I do not know if my shipment got sent to someone else (they do not seem to have the technology to track that). I do not know if my personal information, which is on the order packing slip, was sent to someone else. This would be a violation of HIPAA. They seem to have the technology to make me wait to get to a person, but not to track things not been done correctly. I have filed a complaint to my medical provider about their lack of service.
Executives are forgetting that all the cost savings could come at their own reputation. I have watched countless numbers of companies go out of business when they look entirely at staff cost and not what that cost provides to the customer.
I live near the ocean, and I view AI implementation like the waves of the ocean.
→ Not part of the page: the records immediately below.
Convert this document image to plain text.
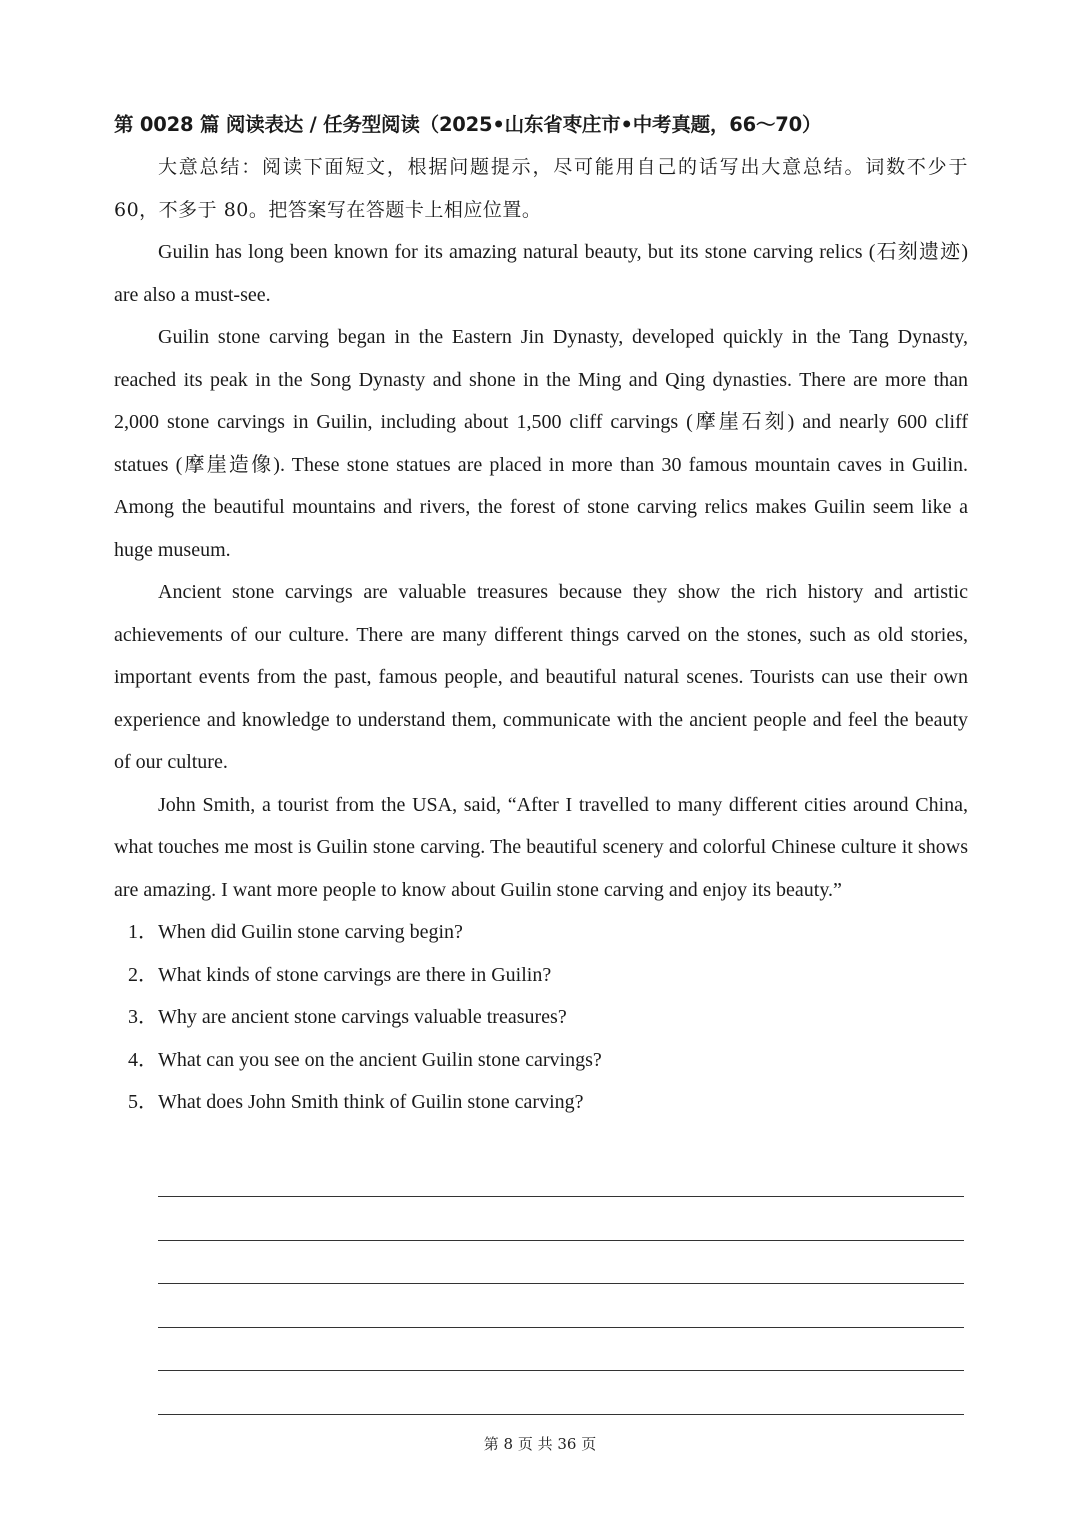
第 0028 篇 阅读表达 / 任务型阅读（2025•山东省枣庄市•中考真题，66～70）

大意总结：阅读下面短文，根据问题提示，尽可能用自己的话写出大意总结。词数不少于 60，不多于 80。把答案写在答题卡上相应位置。

Guilin has long been known for its amazing natural beauty, but its stone carving relics (石刻遗迹) are also a must-see.

Guilin stone carving began in the Eastern Jin Dynasty, developed quickly in the Tang Dynasty, reached its peak in the Song Dynasty and shone in the Ming and Qing dynasties. There are more than 2,000 stone carvings in Guilin, including about 1,500 cliff carvings (摩崖石刻) and nearly 600 cliff statues (摩崖造像). These stone statues are placed in more than 30 famous mountain caves in Guilin. Among the beautiful mountains and rivers, the forest of stone carving relics makes Guilin seem like a huge museum.

Ancient stone carvings are valuable treasures because they show the rich history and artistic achievements of our culture. There are many different things carved on the stones, such as old stories, important events from the past, famous people, and beautiful natural scenes. Tourists can use their own experience and knowledge to understand them, communicate with the ancient people and feel the beauty of our culture.

John Smith, a tourist from the USA, said, “After I travelled to many different cities around China, what touches me most is Guilin stone carving. The beautiful scenery and colorful Chinese culture it shows are amazing. I want more people to know about Guilin stone carving and enjoy its beauty.”

1． When did Guilin stone carving begin?
2． What kinds of stone carvings are there in Guilin?
3． Why are ancient stone carvings valuable treasures?
4． What can you see on the ancient Guilin stone carvings?
5． What does John Smith think of Guilin stone carving?
第 8 页 共 36 页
Those AI implementations done correctly and with staff and customers in mind are like the gentle movement of the waves. Coming onto the shore and providing nourishment. Those done without a big picture or research on customer impact are like a tsunami after an earthquake. It rushes in covering everything and then swoops back out to sea taking good and bad with it. What is left is destruction.
After reading your article, I decided to research Block and see their customer satisfaction online. Before their staff reduction was done the overall view was mixed but tended toward the positive. After they reduced their numbers, customer support appears to have been impacted negatively. People say the product is not as good, difficult to use, and poor customer service. Yes, their stock prices are up and they showed a profit for the first quarter after their RIF; however, long-term impacts do not show up in a quarter. Many people are on contracts which may only renew annually. The true impact of their move will not be known for 9 more months.